In anesthetized young adult and aged rats, LMN-NKA was equally effective in increasing colorectal pressure, and SCI did not change the drug-induced pressure response. The LMN-NKA induced increase in colorectal pressure at higher doses often expelled the colorectal balloon catheter, making it difficult to record the pressures. NK2Rs have also been reported on the internal anal sphincter, and therefore an NK2R agonist might theoretically induce anorectal dyssynergia [26]. However, preliminary studies have shown robust defecation in intact aged rats and young adult chronic SCI rats, suggesting minimal, if any, drug-induced contraction of the anal sphincter ([16] and Lesley Marson, personal communication, September 2020). In addition, no attenuation nor sensitization of NK2R-induced defecation was seen after 30 days repeated administration of LMN-NKA in young rats with SCI [16]. Unpublished observations from our laboratory indicate that NK2R agonist-induced colorectal contractions are accompanied by anal relaxation in the rat, consistent with activation of intrinsic rectoanal inhibitory reflexes (Lesley Marson, personal communication, September 2020).

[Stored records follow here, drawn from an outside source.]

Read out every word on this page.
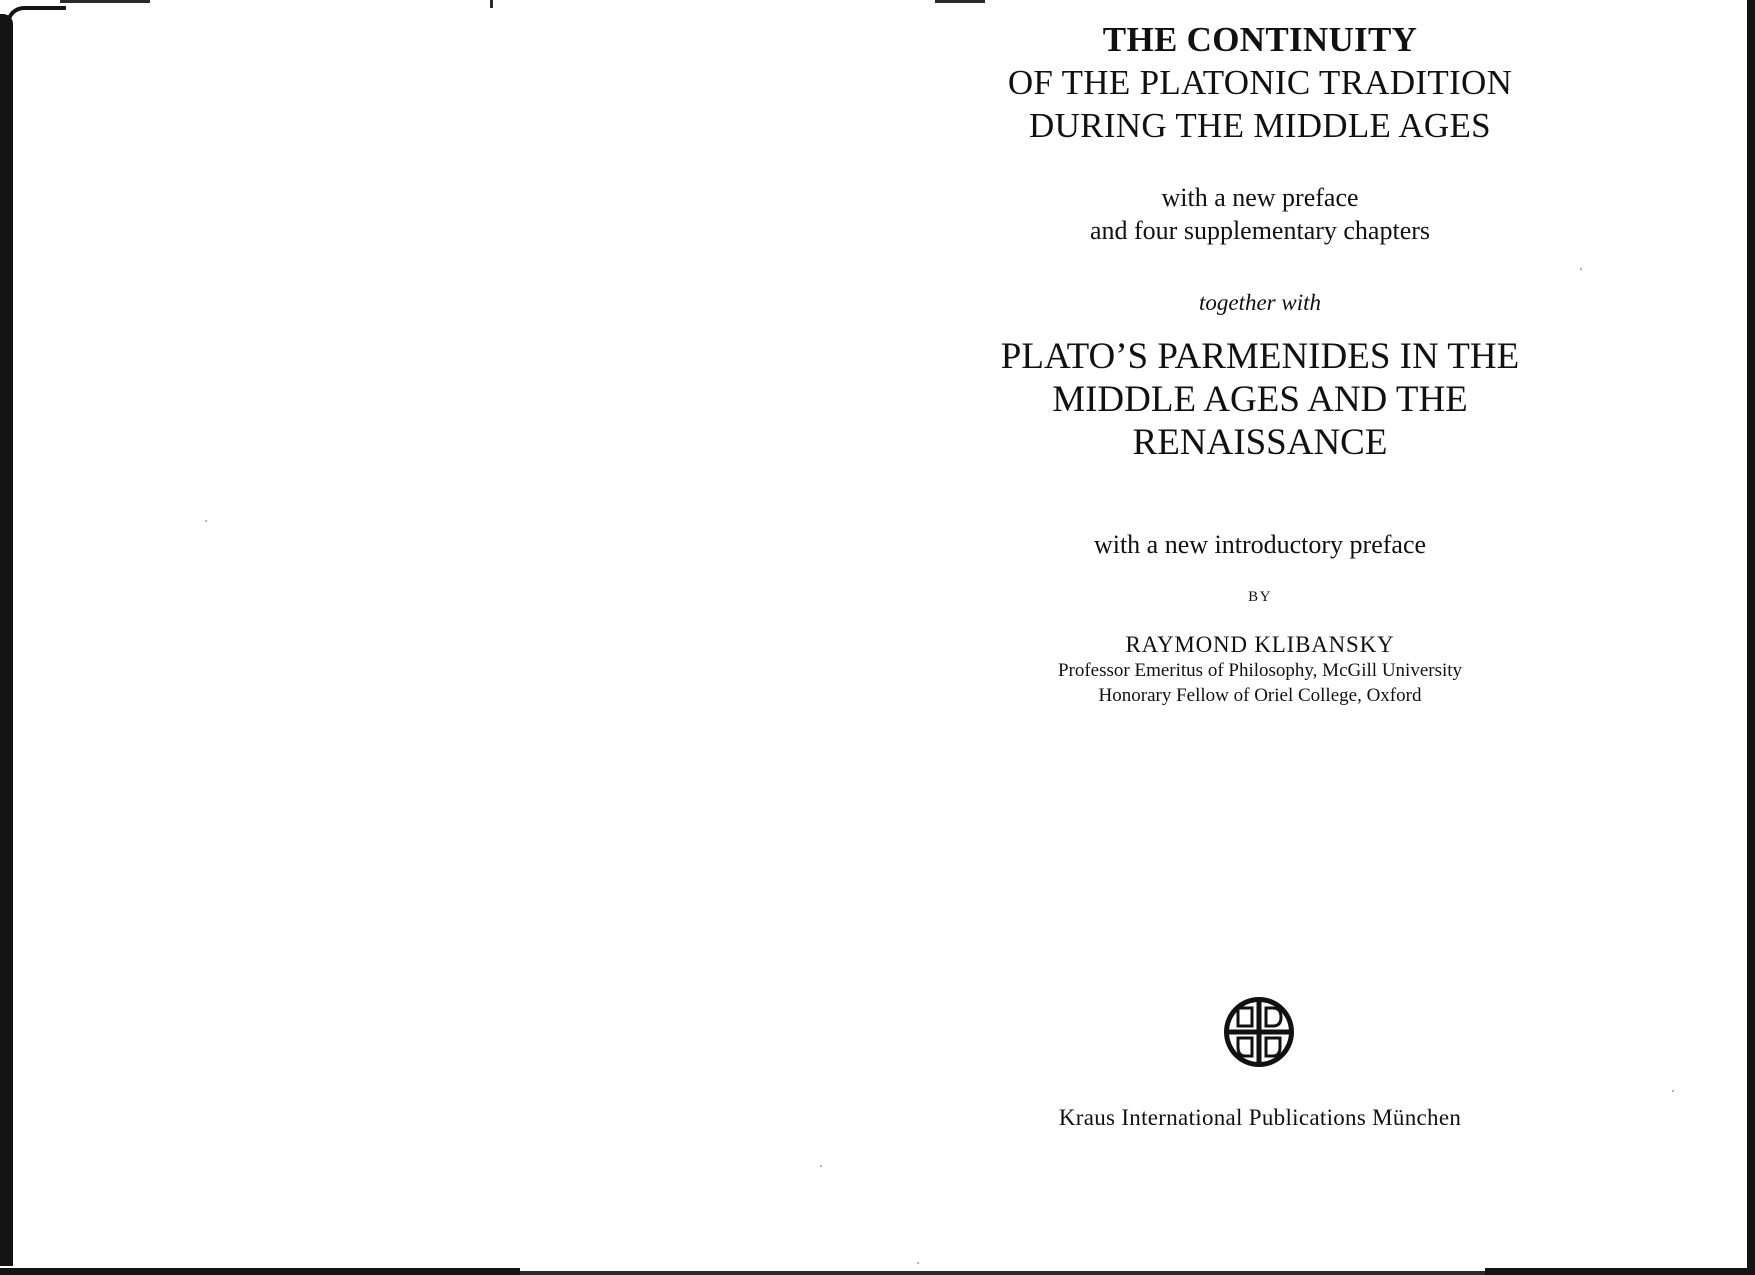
THE CONTINUITY
OF THE PLATONIC TRADITION
DURING THE MIDDLE AGES
with a new preface
and four supplementary chapters
together with
PLATO’S PARMENIDES IN THE
MIDDLE AGES AND THE
RENAISSANCE
with a new introductory preface
BY
RAYMOND KLIBANSKY
Professor Emeritus of Philosophy, McGill University
Honorary Fellow of Oriel College, Oxford
Kraus International Publications München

While our current and prior studies have not shown any obvious sex difference in NK2R agonist-induced defecation in rats, this should be examined further in human subjects. NK2R expression in the colon may increase with age in post-menopausal women, and NK2R mediated contractions were greater in human colon preparations from females compared to male subjects [27]. While administration of LMN-NKA did not increase blood pressure in young adult or aged T3 SCI rats, future studies should monitor cardiovascular parameters in the elderly and individuals with SCI above T6 who may be at risk of developing autonomic dysreflexia.

Conclusions

Despite morphological changes and increased bladder capacity after SCI and with aging, NK2R agonist-induced bladder and colorectal contractions were of sufficient strength to produce efficient voiding and colorectal pressure increases that are predicted to induce defecation. As expected for an agent producing direct smooth muscle contraction, the level of the SCI (T3 vs. T9) did not alter NK2R-induced bladder contraction or VE. These studies support the concept that selective NK2R agonists have potential as a novel class of therapeutics to produce on-demand urination and defecation in the aged SCI population.

Data archiving

The datasets analyzed during the current study are available from the corresponding author on reasonable request.